Oakland Raiderette Cheerleader Wage Lawsuit Proceeds Despite Unfavorable Federal Ruling

OAKLAND (KCBS) – A federal investigation into how the Oakland Raiders cheerleading squad gets paid found no violations of federal minimum wage laws, a ruling that does not shield the team from a lawsuit over Raiderette pay filed in state court.

The team operates as a seasonal employer, so federal minimum wage requirements do not apply, according to a U.S. Labor Department finding reported by the San Francisco Chronicle.

The ruling applies only to federal laws.

A lawsuit filed by two Raiderettes over alleged violations of California minimum wage and labor laws continues to make its way through the courts.

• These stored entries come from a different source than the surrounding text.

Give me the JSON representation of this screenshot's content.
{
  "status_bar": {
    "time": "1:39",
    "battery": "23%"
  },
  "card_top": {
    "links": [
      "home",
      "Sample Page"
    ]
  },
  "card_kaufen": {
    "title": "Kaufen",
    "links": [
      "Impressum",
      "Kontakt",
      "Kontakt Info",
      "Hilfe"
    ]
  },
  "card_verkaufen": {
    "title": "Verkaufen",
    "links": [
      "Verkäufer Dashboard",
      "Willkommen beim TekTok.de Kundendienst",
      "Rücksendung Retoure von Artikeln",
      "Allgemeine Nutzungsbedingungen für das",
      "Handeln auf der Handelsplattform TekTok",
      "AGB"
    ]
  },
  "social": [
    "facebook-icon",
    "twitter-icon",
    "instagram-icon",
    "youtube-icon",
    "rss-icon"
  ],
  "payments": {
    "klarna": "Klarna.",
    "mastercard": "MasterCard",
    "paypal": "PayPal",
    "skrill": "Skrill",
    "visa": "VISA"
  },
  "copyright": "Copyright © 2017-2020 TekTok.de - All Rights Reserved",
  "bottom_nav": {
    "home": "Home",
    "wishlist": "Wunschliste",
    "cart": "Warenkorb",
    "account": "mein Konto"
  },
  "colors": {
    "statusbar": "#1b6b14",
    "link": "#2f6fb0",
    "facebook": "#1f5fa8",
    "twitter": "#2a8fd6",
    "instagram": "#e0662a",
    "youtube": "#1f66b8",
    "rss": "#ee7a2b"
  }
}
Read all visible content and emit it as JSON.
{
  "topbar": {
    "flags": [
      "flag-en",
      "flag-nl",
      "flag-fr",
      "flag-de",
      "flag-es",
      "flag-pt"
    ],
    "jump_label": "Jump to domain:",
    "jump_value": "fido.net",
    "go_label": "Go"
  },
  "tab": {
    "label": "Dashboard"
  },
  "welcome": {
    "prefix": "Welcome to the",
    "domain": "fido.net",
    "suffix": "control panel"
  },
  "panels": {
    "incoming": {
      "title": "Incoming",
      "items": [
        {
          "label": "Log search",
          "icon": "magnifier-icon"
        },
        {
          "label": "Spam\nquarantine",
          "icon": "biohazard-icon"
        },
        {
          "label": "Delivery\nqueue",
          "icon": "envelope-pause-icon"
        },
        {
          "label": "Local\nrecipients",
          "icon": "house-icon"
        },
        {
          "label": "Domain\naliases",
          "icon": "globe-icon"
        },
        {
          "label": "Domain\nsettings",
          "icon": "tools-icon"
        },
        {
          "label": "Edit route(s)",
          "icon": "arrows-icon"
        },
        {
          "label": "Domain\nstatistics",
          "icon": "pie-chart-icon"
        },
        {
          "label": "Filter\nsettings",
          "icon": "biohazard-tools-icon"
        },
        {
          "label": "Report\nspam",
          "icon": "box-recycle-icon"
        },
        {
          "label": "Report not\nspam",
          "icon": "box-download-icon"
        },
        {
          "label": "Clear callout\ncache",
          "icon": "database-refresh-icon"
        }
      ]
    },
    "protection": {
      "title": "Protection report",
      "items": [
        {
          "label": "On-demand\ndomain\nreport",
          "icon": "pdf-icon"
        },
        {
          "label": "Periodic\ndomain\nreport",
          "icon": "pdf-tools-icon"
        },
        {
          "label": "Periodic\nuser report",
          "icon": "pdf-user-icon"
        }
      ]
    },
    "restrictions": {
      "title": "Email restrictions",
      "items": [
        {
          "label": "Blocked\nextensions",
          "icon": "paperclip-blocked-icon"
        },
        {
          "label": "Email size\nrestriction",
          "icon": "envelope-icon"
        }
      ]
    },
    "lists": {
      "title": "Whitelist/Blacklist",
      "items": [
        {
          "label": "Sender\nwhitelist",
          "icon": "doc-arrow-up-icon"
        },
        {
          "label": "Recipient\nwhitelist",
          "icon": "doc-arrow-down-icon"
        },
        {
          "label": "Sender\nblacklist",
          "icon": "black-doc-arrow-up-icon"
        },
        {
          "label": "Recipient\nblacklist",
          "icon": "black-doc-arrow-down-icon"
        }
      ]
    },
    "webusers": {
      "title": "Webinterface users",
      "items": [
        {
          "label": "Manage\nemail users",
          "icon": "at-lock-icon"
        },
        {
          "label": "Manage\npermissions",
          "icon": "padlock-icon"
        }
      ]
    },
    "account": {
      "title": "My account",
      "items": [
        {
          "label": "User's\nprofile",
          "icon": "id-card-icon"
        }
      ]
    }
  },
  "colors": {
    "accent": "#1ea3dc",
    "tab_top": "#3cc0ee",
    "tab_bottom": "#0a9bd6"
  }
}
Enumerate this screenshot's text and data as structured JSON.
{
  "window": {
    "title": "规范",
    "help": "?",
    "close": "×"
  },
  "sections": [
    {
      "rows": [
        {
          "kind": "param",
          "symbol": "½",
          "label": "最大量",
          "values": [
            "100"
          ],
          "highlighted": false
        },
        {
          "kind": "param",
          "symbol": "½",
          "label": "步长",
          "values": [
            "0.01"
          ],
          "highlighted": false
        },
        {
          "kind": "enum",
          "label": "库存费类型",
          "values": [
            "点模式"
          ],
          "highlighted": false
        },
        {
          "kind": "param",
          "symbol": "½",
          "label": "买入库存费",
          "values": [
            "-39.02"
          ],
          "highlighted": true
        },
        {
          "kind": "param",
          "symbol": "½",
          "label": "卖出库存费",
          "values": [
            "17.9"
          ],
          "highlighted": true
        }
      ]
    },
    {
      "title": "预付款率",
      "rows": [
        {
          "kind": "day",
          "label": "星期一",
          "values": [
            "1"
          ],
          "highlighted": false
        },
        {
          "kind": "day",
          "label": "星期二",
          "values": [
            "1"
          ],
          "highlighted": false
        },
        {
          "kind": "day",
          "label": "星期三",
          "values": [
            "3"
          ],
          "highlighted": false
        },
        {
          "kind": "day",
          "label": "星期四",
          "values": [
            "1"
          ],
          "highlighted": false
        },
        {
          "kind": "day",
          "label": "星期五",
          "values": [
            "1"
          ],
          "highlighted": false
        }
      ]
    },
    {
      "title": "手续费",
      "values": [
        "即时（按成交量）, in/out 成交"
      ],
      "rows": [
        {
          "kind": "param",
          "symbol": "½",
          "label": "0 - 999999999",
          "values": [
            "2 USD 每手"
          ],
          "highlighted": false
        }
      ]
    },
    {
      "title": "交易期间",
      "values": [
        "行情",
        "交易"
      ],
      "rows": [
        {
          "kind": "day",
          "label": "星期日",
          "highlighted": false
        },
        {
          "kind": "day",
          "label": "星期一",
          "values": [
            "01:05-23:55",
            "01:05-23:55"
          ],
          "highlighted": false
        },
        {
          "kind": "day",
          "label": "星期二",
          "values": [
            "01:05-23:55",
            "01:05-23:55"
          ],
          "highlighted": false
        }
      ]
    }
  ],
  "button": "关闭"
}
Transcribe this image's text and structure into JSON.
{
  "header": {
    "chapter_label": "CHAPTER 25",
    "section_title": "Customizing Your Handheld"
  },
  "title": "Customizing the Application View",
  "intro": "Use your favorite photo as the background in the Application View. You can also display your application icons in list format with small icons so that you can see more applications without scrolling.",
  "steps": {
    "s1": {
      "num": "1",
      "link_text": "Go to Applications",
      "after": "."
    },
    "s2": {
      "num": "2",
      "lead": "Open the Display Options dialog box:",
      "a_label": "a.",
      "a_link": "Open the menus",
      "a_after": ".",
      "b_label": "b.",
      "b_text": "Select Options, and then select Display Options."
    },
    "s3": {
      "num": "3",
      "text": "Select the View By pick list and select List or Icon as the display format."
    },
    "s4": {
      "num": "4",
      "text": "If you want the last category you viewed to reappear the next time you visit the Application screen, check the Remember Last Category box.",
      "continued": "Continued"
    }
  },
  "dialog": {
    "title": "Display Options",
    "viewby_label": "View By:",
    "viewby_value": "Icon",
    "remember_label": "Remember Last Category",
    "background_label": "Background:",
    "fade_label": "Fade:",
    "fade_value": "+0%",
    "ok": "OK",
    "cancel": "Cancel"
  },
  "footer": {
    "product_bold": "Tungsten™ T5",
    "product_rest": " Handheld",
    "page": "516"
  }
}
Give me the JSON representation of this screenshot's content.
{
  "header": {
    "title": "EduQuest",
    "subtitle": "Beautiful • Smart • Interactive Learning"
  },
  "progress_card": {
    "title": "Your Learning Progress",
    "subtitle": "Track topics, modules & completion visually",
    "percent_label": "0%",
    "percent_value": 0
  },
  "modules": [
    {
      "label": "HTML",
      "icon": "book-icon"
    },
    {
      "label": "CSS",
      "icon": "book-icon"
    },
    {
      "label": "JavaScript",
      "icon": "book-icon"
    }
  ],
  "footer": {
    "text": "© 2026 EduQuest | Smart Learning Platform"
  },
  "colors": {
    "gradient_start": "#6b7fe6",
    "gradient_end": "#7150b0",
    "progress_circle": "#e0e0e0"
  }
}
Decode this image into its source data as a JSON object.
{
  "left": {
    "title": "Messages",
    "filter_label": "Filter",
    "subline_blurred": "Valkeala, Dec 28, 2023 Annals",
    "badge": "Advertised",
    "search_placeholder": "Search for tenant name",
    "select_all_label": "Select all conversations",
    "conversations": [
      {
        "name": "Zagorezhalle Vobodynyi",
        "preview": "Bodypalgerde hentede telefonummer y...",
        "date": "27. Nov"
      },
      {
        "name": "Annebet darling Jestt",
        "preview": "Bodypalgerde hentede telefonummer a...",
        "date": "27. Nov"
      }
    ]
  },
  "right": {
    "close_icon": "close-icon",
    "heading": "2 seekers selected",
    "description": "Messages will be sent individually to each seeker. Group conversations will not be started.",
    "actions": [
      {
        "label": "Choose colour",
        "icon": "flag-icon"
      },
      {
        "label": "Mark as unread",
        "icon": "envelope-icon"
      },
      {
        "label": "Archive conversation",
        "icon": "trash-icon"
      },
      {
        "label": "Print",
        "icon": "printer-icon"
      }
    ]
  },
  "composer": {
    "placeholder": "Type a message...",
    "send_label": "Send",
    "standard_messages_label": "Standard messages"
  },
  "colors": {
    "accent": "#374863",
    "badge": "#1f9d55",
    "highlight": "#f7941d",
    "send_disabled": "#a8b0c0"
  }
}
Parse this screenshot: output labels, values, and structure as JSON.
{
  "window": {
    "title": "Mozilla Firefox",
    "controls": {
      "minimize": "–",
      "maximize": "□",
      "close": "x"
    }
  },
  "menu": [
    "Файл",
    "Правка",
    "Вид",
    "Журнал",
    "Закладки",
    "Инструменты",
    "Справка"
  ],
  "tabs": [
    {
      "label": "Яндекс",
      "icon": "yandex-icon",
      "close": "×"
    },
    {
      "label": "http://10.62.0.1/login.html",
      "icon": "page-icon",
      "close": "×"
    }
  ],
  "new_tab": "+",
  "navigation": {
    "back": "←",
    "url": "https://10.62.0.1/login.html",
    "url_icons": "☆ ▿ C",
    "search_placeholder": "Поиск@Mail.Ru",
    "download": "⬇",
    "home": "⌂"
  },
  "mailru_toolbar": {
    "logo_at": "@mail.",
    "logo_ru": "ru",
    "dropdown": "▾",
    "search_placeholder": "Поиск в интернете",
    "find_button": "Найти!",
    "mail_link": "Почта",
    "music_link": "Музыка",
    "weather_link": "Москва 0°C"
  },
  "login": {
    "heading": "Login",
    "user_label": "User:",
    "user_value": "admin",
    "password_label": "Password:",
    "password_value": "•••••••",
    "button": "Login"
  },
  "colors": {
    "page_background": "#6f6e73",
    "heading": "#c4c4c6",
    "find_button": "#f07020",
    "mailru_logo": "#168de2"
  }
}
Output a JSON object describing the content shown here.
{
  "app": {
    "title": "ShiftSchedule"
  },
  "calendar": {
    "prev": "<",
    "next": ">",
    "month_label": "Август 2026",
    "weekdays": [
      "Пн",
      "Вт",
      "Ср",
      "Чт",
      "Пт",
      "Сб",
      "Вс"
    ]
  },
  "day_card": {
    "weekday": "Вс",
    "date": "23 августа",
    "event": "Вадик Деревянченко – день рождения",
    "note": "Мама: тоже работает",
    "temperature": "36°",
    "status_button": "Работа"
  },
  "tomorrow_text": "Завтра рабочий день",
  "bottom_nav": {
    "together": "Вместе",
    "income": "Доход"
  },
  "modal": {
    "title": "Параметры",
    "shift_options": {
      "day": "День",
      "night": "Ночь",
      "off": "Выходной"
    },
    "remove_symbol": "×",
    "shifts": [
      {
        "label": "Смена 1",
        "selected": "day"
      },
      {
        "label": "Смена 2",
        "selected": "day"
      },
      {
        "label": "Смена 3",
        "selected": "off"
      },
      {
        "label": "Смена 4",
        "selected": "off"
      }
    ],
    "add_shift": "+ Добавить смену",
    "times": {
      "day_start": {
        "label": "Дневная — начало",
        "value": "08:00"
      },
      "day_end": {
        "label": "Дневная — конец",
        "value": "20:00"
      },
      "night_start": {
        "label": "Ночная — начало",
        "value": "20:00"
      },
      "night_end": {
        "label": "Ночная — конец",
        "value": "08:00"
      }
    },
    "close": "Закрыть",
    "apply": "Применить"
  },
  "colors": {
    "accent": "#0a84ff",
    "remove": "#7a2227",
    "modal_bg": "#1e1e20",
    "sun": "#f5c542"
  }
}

The plaintiffs, identified only as Lacy T. and Sarah G., are seeking class action status over allegations that Oakland Raiders cheerleaders are paid less than $5 an hour when required rehearsal time, mandatory charity appearances, and posing for the team’s annual swimsuit calendar are taken into account.

The California minimum wage is $9 an hour, but individual cities such as San Francisco and San Jose have set higher rates. Labor unions have launched a campaign to put a measure before Oakland voters in November that would raise the city’s minimum wage to $12.25.

The Raiders have sought to resolve the case outside of court through private arbitration before the National Football League commissioner.

The California minimum wage goes up to $10 per hour on Jan. 1, 2016.